Tuesday, 12 February 2013

Puffing Poirot

Been off the fags for very nearly a year now and for some reason have become resensitised to the whole subject. Maybe some chance inhalation in the street has woken up the nicotine neurons.

So I am reminded by the puffing Poirot of yesterday's post of the large amount of puffing that there is in the television dramatisations of the works of A. Christie generally. Presumably luvvies have the same dispensation to smoke on sets as they do on stages, which last dispensation they seem to take great delight in flaunting.

But the film in the box (reverse) illustrated is a first for me. A film with a warning that it contains images of smoking. Perhaps that is why the film is a PG. How long will it be before there is legislation about warnings back and front of A. Christie dramatisations on telly? Was she a puffer herself? G. Simenon certainly was.

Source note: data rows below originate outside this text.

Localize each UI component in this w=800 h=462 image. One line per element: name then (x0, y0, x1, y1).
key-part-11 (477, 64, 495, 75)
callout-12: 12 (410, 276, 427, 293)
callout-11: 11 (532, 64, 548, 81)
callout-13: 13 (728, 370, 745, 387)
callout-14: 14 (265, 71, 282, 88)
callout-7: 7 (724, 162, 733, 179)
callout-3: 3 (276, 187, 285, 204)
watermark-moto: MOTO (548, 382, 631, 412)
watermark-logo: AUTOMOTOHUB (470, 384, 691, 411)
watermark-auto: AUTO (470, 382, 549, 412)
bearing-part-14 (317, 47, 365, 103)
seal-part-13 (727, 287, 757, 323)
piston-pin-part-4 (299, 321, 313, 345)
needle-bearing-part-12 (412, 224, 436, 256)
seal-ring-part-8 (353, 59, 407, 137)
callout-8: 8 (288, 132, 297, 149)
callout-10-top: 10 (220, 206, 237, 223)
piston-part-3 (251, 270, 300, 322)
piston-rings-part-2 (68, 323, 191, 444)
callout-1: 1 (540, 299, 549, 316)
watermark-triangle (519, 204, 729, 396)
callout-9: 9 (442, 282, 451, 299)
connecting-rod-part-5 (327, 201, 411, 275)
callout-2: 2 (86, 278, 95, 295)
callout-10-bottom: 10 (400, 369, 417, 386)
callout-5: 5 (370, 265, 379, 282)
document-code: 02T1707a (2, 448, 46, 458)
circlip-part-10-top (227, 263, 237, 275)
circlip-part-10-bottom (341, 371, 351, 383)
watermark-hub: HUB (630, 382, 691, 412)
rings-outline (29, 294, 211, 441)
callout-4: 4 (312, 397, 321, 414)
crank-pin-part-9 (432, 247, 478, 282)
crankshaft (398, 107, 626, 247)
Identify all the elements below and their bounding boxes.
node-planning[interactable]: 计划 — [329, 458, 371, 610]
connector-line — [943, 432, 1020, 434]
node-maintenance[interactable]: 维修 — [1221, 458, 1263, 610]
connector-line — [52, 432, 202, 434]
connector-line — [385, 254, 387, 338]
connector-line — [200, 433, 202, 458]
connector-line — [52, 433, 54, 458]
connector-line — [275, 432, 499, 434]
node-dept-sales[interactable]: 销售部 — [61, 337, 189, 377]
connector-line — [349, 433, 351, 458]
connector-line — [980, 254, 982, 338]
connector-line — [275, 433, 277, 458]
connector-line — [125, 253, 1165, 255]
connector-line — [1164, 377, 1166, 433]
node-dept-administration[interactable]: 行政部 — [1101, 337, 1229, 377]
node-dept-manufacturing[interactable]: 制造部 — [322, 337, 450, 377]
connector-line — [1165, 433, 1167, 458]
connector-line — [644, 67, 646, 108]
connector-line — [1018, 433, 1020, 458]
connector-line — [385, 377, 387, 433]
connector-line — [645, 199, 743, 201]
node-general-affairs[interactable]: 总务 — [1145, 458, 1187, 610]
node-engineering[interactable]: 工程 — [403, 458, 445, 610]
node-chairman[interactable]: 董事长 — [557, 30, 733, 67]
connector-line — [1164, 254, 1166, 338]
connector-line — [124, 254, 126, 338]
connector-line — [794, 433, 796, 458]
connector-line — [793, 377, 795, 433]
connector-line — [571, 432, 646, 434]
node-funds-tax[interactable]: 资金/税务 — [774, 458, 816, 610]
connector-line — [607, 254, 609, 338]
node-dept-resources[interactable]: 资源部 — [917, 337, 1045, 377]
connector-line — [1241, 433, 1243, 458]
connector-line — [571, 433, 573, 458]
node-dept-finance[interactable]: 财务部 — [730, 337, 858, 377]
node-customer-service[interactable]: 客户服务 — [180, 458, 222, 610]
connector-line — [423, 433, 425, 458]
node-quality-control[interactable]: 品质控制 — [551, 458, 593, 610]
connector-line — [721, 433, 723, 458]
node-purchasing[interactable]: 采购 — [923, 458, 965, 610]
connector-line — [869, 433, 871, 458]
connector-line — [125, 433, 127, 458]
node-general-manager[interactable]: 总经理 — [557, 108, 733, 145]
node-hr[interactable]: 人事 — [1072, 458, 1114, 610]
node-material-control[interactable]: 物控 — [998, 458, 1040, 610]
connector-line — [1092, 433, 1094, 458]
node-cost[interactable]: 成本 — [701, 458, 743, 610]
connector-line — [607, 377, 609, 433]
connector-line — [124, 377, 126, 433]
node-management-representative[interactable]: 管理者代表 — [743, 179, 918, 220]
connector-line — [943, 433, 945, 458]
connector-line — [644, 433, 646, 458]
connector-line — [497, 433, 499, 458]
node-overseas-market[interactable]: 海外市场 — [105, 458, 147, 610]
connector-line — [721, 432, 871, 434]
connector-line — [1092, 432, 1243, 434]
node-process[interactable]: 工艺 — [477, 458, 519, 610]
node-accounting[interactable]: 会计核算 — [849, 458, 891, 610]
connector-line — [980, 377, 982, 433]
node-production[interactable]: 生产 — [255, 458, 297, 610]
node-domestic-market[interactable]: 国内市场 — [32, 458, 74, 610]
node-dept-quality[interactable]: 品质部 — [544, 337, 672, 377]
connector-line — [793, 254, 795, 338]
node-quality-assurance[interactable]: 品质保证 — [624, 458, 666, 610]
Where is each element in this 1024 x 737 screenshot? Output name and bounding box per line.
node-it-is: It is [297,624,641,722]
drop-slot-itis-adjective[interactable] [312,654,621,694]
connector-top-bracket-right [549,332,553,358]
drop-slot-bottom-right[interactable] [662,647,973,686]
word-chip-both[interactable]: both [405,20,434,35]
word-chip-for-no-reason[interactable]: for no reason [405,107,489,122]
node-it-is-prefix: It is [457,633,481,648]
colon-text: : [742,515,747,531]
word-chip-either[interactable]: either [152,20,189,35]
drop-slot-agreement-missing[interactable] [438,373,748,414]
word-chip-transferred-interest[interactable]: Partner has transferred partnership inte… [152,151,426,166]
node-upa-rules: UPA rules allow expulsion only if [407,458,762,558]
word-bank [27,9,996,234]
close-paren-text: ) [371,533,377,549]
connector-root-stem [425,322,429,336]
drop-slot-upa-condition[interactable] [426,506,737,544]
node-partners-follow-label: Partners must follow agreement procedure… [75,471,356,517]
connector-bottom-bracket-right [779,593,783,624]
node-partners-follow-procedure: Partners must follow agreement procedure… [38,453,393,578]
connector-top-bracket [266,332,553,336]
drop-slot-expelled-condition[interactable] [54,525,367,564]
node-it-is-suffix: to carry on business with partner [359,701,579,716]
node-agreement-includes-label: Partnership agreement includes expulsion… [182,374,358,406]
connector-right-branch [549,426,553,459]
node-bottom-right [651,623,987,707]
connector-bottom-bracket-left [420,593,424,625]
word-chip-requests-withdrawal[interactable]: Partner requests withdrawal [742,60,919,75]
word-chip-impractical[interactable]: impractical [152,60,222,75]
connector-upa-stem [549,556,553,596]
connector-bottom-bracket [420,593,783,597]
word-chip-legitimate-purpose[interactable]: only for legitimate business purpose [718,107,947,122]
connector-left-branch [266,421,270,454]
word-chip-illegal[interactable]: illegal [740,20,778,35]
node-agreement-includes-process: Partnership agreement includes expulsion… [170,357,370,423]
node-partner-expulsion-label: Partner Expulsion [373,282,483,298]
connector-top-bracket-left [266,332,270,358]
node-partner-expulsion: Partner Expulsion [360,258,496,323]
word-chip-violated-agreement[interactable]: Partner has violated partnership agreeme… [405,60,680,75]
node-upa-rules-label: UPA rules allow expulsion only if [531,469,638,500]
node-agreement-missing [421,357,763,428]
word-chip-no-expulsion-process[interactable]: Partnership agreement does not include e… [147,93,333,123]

A film which had been remaindered by Surrey Libraries and which turned out rather well, despite my being rather dubious once I had found at that it was a cartoon. But a cartoon - 'The Illusionist' from a screen play by Jacques Tati - which got various things absolutely spot on, in particular rooms in cheap hotels. Whoever made the thing must have spent quality time in such places.

There was also lots of puffing. The story was partly about the decline of a variety artist during the death throes of the variety industry - a story which reminded me of D. H. Lawrence's story about same, 'The Lost Girl'. And which reminded me that I do not see why variety should not work now. Why should a music hall not work now? A salle polyvalente where you can eat, drink and socialise and be entertained at the same time. Has television spoiled us for the real thing? While there might initially be trouble getting enough artistes to make a go of it, there are an awful lot of dance & drama schools out there which could start repurposing their output for variety. And at the other end of the business, pubs are already moving in this direction: not enough to have food any more, with quite a lot of them are adding entertainment of one sort or another.